UNNAMED

Lo schianto sordo devastante dell'Incontro, dell'eradicazione e dell'efflorescenza. Il vortice della nigredo alchemica che tutto comprende e tutto amalgama con violenza e dinamica incontrollabile compulsione, come in una cosmogonia. Il contatto della loro pelle: la sensazione di tenere stretta e salda quella mano non da un secondo ma da ore; il calore che in apparenza si diffonde da un'estensione ad un'altra ma che in realtà si rivela collante ancora denso e pregno. Lo sguardo di simile cromatismo tinto che pervasivamente scivola e si insinua sino a perdersi e disperdersi in quella rifrazione di affamata ed estenuante ricerca. L'olfatto feromonico che rapisce e recepisce una
familiarità in quell'androgino gioco di specchi che in loro si condensa e che intorno dissolve: quella stanza che fino ad un istante prima era pervasa da vocio e schiamazzi, ora è vuota, offuscata e silente; qualunque forma di vita si è sciolta ed è svanita. In quella stanza, ora, ci sono solo loro due. La Diade di Freud che altro non chiede che di sè stessa sfamarsi in una deprivazione che sembra un assunto incontrovertibile a dispetto della presenza, e che essi porteranno da questo momento come cardinale vessillo sulle loro nuove vesti.

Il silenzio ora ha l'effluvio dell'esondazione.

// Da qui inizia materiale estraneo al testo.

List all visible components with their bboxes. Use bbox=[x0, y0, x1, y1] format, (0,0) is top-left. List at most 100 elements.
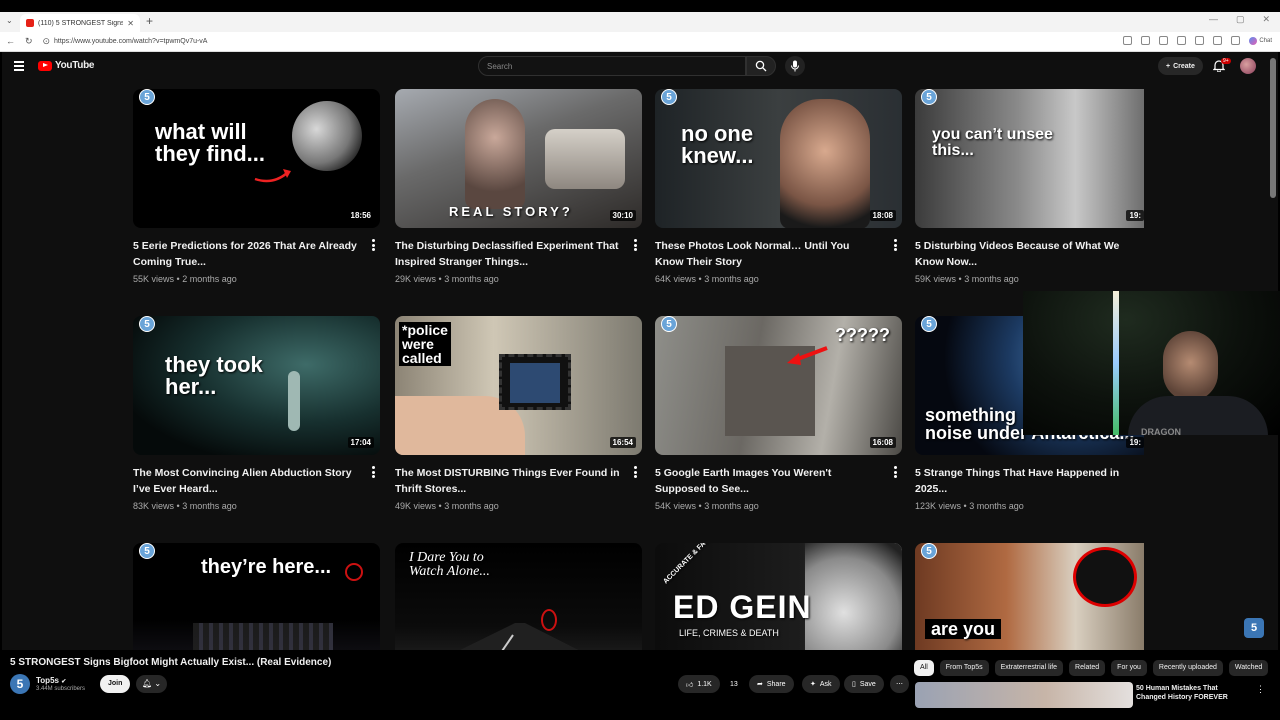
reload-icon[interactable]: ↻ bbox=[25, 36, 33, 47]
youtube-logo[interactable]: YouTube bbox=[38, 60, 95, 71]
video-duration: 17:04 bbox=[347, 437, 374, 448]
search-button[interactable] bbox=[746, 56, 776, 76]
video-thumbnail[interactable]: 5 ????? 16:08 bbox=[655, 316, 902, 455]
profile-icon[interactable] bbox=[1213, 36, 1223, 45]
more-actions-icon[interactable] bbox=[372, 239, 376, 253]
chip-related[interactable]: Related bbox=[1069, 660, 1106, 676]
channel-avatar[interactable]: 5 bbox=[10, 674, 30, 694]
channel-watermark-icon[interactable]: 5 bbox=[1244, 618, 1264, 638]
webcam-overlay: DRAGON bbox=[1023, 291, 1280, 435]
up-next-more-icon[interactable]: ⋮ bbox=[1256, 684, 1265, 695]
subscription-bell-button[interactable]: 🔔︎ ⌄ bbox=[136, 675, 168, 693]
video-meta: 64K views • 3 months ago bbox=[655, 274, 759, 284]
more-actions-icon[interactable] bbox=[894, 239, 898, 253]
chip-all[interactable]: All bbox=[914, 660, 934, 676]
minimize-icon[interactable]: — bbox=[1209, 14, 1218, 25]
tab-list-icon[interactable]: ⌄ bbox=[6, 16, 13, 25]
like-button[interactable]: 👍︎ 1.1K bbox=[678, 675, 720, 693]
more-options-icon[interactable]: ⋯ bbox=[890, 675, 909, 693]
extension-icon[interactable] bbox=[1159, 36, 1169, 45]
more-actions-icon[interactable] bbox=[372, 466, 376, 480]
video-duration: 30:10 bbox=[609, 210, 636, 221]
video-thumbnail[interactable]: 5 no one knew... 18:08 bbox=[655, 89, 902, 228]
video-thumbnail[interactable]: *police were called 16:54 bbox=[395, 316, 642, 455]
create-button[interactable]: + Create bbox=[1158, 57, 1203, 75]
maximize-icon[interactable]: ▢ bbox=[1236, 14, 1245, 25]
search-input[interactable]: Search bbox=[478, 56, 746, 76]
more-actions-icon[interactable] bbox=[634, 239, 638, 253]
thumbnail-text: no one knew... bbox=[681, 121, 754, 168]
channel-badge-icon: 5 bbox=[139, 89, 155, 105]
scrollbar-thumb[interactable] bbox=[1270, 58, 1276, 198]
voice-search-button[interactable] bbox=[785, 56, 805, 76]
chip-recently-uploaded[interactable]: Recently uploaded bbox=[1152, 660, 1223, 676]
favorite-icon[interactable] bbox=[1141, 36, 1151, 45]
miniplayer-bar: 5 STRONGEST Signs Bigfoot Might Actually… bbox=[2, 650, 1278, 708]
youtube-play-icon bbox=[38, 60, 52, 71]
back-icon[interactable]: ← bbox=[6, 36, 15, 47]
channel-badge-icon: 5 bbox=[921, 316, 937, 332]
channel-name[interactable]: Top5s ✔ bbox=[36, 676, 66, 685]
video-title[interactable]: These Photos Look Normal… Until You Know… bbox=[655, 238, 902, 270]
close-tab-icon[interactable]: ✕ bbox=[127, 19, 134, 28]
now-playing-title[interactable]: 5 STRONGEST Signs Bigfoot Might Actually… bbox=[10, 657, 331, 668]
video-title[interactable]: The Most Convincing Alien Abduction Stor… bbox=[133, 465, 380, 497]
close-window-icon[interactable]: ✕ bbox=[1262, 14, 1270, 25]
video-title[interactable]: 5 Google Earth Images You Weren't Suppos… bbox=[655, 465, 902, 497]
site-info-icon[interactable]: ⊙ bbox=[43, 36, 51, 47]
extension-icon[interactable] bbox=[1195, 36, 1205, 45]
up-next-title[interactable]: 50 Human Mistakes That Changed History F… bbox=[1136, 684, 1248, 702]
extension-icon[interactable] bbox=[1177, 36, 1187, 45]
video-title[interactable]: 5 Strange Things That Have Happened in 2… bbox=[915, 465, 1144, 497]
video-thumbnail[interactable]: 5 you can’t unsee this... 19: bbox=[915, 89, 1144, 228]
video-card[interactable]: 5 they took her... 17:04 The Most Convin… bbox=[133, 316, 380, 511]
video-thumbnail[interactable]: 5 they took her... 17:04 bbox=[133, 316, 380, 455]
new-tab-icon[interactable]: + bbox=[146, 14, 153, 28]
video-thumbnail[interactable]: what will they find... 5 18:56 bbox=[133, 89, 380, 228]
sparkle-icon: ✦ bbox=[810, 681, 816, 688]
extension-icon[interactable] bbox=[1123, 36, 1133, 45]
more-actions-icon[interactable] bbox=[894, 466, 898, 480]
browser-tab[interactable]: (110) 5 STRONGEST Signs Big... ✕ bbox=[20, 14, 140, 32]
video-card[interactable]: *police were called 16:54 The Most DISTU… bbox=[395, 316, 642, 511]
red-arrow-icon bbox=[787, 346, 828, 365]
video-card[interactable]: 5 ????? 16:08 5 Google Earth Images You … bbox=[655, 316, 902, 511]
thumbnail-text: ????? bbox=[835, 325, 890, 345]
share-button[interactable]: ➦ Share bbox=[749, 675, 794, 693]
ask-button[interactable]: ✦ Ask bbox=[802, 675, 840, 693]
video-thumbnail[interactable]: REAL STORY? 30:10 bbox=[395, 89, 642, 228]
thumbnail-text: *police were called bbox=[399, 322, 451, 366]
chip-extraterrestrial[interactable]: Extraterrestrial life bbox=[994, 660, 1064, 676]
person-face-image bbox=[1163, 331, 1218, 401]
account-avatar[interactable] bbox=[1240, 58, 1256, 74]
save-button[interactable]: ▯ Save bbox=[844, 675, 884, 693]
chip-watched[interactable]: Watched bbox=[1228, 660, 1269, 676]
bell-icon: 🔔︎ bbox=[142, 679, 153, 688]
url-field[interactable]: https://www.youtube.com/watch?v=tpwmQv7u… bbox=[54, 38, 207, 45]
join-button[interactable]: Join bbox=[100, 675, 131, 693]
more-actions-icon[interactable] bbox=[634, 466, 638, 480]
youtube-header: YouTube Search + Create 9+ bbox=[2, 52, 1278, 82]
red-circle-icon bbox=[345, 563, 363, 581]
channel-badge-icon: 5 bbox=[661, 89, 677, 105]
thumbnail-text: what will they find... bbox=[155, 119, 265, 166]
video-card[interactable]: REAL STORY? 30:10 The Disturbing Declass… bbox=[395, 89, 642, 284]
video-meta: 55K views • 2 months ago bbox=[133, 274, 237, 284]
video-title[interactable]: 5 Disturbing Videos Because of What We K… bbox=[915, 238, 1144, 270]
video-card[interactable]: what will they find... 5 18:56 5 Eerie P… bbox=[133, 89, 380, 284]
more-icon[interactable] bbox=[1231, 36, 1241, 45]
alien-figure-image bbox=[288, 371, 300, 431]
browser-tab-strip bbox=[0, 12, 1280, 32]
thumbnail-corner-text: ACCURATE & FACTUAL bbox=[662, 543, 725, 586]
chat-button[interactable]: Chat bbox=[1249, 36, 1272, 45]
video-title[interactable]: The Disturbing Declassified Experiment T… bbox=[395, 238, 642, 270]
chip-from-channel[interactable]: From Top5s bbox=[939, 660, 989, 676]
channel-badge-icon: 5 bbox=[921, 543, 937, 559]
chip-for-you[interactable]: For you bbox=[1111, 660, 1147, 676]
video-title[interactable]: The Most DISTURBING Things Ever Found in… bbox=[395, 465, 642, 497]
hamburger-menu-icon[interactable] bbox=[14, 61, 24, 71]
up-next-thumbnail[interactable] bbox=[915, 682, 1133, 708]
video-card[interactable]: 5 no one knew... 18:08 These Photos Look… bbox=[655, 89, 902, 284]
video-title[interactable]: 5 Eerie Predictions for 2026 That Are Al… bbox=[133, 238, 380, 270]
video-card[interactable]: 5 you can’t unsee this... 19: 5 Disturbi… bbox=[915, 89, 1144, 284]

Non sanno ancora di essersi cercati e di essersi mancati di poco, quattro mesi prima. Non sanno ancora di conoscersi intimamente e profondamente. Non sanno ancora di essere stati marito e moglie. Non sanno ancora cosa sia fondersi e confondersi respirandosi ai due opposti estremi dell'universo. Non sanno ancora che a dispetto di ogni dilettantesco tentativo non riusciranno a rimuoversi dalle reciproche esistenze perché in realtà sono una cosa sola. Ingenui pellegrini che delle movenze e degli intrecci eccellentemente impeccabili e doverosamente narrabili del fato ancora non hanno cognizione. Non sanno, di essersi ritrovati. Non sanno ancora niente di tutto questo.

L'unica cosa di cui ora hanno finalmente conoscenza, è l'esistenza dell'altro.